Following the research interest of our lab, we discovered a significant association between natural variation in the Arabidopsis G protein gamma subunit 3 (AGG3) and the minimum temperature of the coldest month. We then confirmed a causative relationship though wet bench analysis, unveiling a new function of this protein in cold tolerance.
Once we characterized the ‘environome’ (E), and explored the relationships between genotype and environment (GxE), the last logical step was to identify associations between the local environment and the pool of phenotypes (P×E) published over the years for the accessions within the 1001 Genome Project. For this, we took advantage of an online tool already available to the scientific community: Arapheno.3 AraPheno3 includes a curated list of publicly available GWAS-based phenotypes accumulated over the years for Arabidopsis accessions. We retrieved a list of 131 phenotypes and created PhenoCLIM, a tool to interactively compare these with each of the environmental variables we provide to describe the local environment of Arabidopsis.
This study and our Arabidopsis CLIMtools resource (http://www.personal.psu.edu/sma3/CLIMtools.html) that encompasses the online tools we created would not have been possible without the insights, resources, and tools made available by the Arabidopsis community throughout the years. We hope that our results and the tools we provide to dissect the environome and its association with phenomes and genomes will likewise assist the community in future research.

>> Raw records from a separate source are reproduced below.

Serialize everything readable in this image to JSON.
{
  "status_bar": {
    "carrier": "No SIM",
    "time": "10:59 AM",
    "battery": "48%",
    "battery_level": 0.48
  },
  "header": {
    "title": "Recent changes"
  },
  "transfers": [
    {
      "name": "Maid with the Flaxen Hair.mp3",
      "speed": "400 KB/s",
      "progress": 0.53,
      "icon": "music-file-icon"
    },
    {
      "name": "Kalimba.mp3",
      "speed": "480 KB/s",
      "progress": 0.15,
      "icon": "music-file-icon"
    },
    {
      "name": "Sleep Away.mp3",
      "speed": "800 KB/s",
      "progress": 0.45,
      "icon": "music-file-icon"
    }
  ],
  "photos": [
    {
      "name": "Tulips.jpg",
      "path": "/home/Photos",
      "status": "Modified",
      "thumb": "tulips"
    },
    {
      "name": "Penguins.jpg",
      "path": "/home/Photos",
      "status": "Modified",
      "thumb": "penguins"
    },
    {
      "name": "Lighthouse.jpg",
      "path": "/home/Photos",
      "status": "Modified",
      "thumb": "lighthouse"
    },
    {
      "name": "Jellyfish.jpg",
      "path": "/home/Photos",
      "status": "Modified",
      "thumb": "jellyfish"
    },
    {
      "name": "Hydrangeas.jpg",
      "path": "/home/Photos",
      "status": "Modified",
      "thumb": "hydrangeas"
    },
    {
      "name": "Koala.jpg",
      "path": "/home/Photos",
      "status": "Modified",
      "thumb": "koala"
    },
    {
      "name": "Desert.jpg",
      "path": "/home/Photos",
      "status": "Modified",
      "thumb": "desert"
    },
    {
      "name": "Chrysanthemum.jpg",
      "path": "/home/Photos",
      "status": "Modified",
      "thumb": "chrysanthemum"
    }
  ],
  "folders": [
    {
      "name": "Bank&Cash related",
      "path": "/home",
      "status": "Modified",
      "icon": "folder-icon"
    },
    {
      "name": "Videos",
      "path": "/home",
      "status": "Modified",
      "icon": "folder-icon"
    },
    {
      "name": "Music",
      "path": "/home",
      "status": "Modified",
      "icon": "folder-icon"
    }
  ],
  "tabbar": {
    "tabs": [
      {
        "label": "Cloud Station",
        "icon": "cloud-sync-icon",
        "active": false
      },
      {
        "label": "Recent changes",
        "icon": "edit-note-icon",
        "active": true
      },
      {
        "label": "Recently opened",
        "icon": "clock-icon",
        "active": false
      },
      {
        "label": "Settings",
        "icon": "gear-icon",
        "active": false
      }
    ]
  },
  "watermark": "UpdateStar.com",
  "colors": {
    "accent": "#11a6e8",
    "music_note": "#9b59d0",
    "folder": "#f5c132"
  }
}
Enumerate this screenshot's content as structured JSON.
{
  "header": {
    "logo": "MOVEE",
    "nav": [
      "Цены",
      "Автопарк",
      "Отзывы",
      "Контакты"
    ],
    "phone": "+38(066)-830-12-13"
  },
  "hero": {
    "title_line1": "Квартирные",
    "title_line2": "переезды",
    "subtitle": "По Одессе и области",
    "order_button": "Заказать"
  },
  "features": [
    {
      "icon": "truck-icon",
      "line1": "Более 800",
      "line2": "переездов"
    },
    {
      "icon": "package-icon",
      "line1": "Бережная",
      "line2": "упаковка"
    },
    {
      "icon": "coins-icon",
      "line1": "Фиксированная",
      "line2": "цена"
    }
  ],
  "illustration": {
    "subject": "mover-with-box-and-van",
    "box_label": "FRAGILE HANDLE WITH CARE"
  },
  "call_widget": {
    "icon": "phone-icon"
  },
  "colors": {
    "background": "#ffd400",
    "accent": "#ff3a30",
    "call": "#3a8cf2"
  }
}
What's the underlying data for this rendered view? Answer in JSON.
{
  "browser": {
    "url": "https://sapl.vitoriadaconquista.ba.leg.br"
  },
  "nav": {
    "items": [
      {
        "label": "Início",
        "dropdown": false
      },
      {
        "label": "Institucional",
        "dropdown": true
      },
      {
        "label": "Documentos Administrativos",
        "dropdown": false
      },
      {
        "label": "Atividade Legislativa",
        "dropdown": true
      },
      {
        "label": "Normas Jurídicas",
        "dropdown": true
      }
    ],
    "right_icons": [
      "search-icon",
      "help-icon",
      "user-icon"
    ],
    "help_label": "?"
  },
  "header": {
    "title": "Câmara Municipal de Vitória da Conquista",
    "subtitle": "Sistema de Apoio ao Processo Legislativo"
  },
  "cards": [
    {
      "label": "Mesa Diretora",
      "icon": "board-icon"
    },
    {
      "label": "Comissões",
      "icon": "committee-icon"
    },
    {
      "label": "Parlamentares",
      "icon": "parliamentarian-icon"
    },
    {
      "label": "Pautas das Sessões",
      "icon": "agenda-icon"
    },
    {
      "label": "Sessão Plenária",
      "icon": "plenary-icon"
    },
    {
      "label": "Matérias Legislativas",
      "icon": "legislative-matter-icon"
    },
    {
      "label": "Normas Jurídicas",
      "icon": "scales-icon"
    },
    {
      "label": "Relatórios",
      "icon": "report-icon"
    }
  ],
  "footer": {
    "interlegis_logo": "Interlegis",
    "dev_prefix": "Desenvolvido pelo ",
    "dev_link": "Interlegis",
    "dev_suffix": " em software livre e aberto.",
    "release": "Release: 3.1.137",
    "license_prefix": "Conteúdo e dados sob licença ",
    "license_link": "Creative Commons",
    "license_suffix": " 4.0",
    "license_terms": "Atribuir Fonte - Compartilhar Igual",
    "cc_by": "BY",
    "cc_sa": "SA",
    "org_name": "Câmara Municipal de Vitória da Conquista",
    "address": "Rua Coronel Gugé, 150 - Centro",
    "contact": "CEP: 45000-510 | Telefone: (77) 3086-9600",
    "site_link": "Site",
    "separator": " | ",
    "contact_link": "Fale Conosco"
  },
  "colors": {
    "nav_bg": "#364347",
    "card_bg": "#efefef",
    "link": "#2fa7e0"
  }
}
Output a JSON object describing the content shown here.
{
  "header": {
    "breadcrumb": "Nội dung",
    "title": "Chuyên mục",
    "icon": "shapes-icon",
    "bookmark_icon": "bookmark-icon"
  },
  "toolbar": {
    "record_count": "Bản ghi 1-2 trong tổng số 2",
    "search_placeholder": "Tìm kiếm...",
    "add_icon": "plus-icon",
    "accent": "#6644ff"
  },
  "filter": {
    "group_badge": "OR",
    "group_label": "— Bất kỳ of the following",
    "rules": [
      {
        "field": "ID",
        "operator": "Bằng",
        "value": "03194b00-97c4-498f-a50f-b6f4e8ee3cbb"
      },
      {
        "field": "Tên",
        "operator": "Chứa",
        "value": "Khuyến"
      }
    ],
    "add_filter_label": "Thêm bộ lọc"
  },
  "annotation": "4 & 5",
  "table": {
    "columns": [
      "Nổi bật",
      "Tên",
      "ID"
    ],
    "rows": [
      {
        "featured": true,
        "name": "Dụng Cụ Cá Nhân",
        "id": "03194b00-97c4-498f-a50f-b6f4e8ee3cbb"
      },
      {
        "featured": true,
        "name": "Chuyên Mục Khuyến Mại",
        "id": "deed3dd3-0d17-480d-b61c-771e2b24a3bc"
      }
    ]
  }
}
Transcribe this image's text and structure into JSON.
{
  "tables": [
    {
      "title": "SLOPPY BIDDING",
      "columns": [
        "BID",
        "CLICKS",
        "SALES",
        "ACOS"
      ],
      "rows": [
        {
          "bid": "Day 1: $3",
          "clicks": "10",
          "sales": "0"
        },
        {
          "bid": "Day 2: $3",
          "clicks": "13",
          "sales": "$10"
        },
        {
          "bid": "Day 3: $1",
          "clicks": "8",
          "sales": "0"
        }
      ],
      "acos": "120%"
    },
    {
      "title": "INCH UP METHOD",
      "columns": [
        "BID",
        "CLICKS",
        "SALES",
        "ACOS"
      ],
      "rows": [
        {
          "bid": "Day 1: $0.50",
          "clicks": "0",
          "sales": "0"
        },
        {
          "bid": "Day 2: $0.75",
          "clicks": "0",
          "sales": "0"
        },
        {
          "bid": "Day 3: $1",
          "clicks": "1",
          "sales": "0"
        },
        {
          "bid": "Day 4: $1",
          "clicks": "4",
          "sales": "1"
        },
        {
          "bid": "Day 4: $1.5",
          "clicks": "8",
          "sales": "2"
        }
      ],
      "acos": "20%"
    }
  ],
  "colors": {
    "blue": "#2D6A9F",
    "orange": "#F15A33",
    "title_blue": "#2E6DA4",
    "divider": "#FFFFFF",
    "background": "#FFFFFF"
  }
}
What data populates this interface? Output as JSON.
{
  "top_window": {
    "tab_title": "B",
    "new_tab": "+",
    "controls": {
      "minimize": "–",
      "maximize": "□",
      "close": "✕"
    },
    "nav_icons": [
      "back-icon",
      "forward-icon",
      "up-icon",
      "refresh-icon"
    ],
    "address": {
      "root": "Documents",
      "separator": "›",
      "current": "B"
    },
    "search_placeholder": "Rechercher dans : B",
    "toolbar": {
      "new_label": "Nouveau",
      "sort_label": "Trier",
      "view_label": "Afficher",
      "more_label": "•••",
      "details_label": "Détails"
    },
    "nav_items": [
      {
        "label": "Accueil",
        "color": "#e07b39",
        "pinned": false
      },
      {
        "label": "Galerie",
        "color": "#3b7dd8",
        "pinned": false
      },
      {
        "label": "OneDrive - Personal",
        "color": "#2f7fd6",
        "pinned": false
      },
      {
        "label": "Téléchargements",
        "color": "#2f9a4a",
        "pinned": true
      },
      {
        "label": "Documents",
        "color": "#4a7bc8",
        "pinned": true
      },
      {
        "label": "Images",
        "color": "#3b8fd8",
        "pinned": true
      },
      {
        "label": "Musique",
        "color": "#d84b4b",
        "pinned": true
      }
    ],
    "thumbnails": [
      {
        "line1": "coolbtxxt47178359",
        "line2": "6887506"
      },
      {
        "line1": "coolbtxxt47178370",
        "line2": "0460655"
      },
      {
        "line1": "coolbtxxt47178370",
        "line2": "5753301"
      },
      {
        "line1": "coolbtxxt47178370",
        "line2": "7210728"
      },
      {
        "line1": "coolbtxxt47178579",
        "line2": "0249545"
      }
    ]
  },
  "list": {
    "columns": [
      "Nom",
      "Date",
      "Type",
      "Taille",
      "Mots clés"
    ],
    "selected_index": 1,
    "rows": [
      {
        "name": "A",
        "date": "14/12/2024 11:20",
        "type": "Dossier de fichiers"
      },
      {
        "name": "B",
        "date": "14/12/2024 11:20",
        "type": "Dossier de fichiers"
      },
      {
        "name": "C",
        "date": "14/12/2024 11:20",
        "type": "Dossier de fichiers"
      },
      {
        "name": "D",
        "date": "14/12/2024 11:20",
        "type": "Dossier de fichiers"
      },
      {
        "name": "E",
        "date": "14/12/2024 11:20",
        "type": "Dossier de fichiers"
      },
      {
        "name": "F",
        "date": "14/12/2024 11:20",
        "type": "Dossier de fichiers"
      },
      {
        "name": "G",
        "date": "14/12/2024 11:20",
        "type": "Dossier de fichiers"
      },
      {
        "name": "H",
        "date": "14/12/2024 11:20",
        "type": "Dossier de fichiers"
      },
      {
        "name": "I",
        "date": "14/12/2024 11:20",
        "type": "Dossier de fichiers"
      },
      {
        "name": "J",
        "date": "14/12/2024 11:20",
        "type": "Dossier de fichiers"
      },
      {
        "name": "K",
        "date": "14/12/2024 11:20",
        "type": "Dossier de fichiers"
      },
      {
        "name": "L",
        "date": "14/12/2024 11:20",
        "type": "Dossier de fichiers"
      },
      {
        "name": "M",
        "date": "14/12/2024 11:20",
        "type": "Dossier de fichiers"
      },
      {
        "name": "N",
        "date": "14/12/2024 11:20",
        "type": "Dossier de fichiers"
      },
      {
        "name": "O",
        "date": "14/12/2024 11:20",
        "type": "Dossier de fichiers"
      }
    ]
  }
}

1. Kawakatsu, T. et al. Epigenomic diversity in a global collection of Arabidopsis thaliana accessions. Cell 166, 492-505 (2016).
2. Alonso-Blanco, C. et al. 1,135 Genomes reveal the global pattern of polymorphism in Arabidopsis thaliana. Cell 166, 481-491 (2016).
3. Seren, Ü. et al. AraPheno: a public database for Arabidopsis thaliana phenotypes. Nucleic Acids Res 45, D1054-d1059 (2017).
4. Joshi, H.J. et al. 1001 Proteomes: a functional proteomics portal for the analysis of Arabidopsis thaliana accessions. Bioinformatics 28, 1303-6 (2012).
5. Grimm, D.G. et al. easyGWAS: a cloud-based platform for comparing the results of genome-wide association studies. The Plant Cell 29, 5-19 (2017).
6. Togninalli, M. et al. The AraGWAS Catalog: a curated and standardized Arabidopsis thaliana GWAS catalog. Nucleic Acids Res 46, D1150-D1156 (2017).
7. Seren, Ü. et al. GWAPP: a web application for genome-wide association mapping in Arabidopsis. The Plant Cell, tpc. 112.108068 (2012).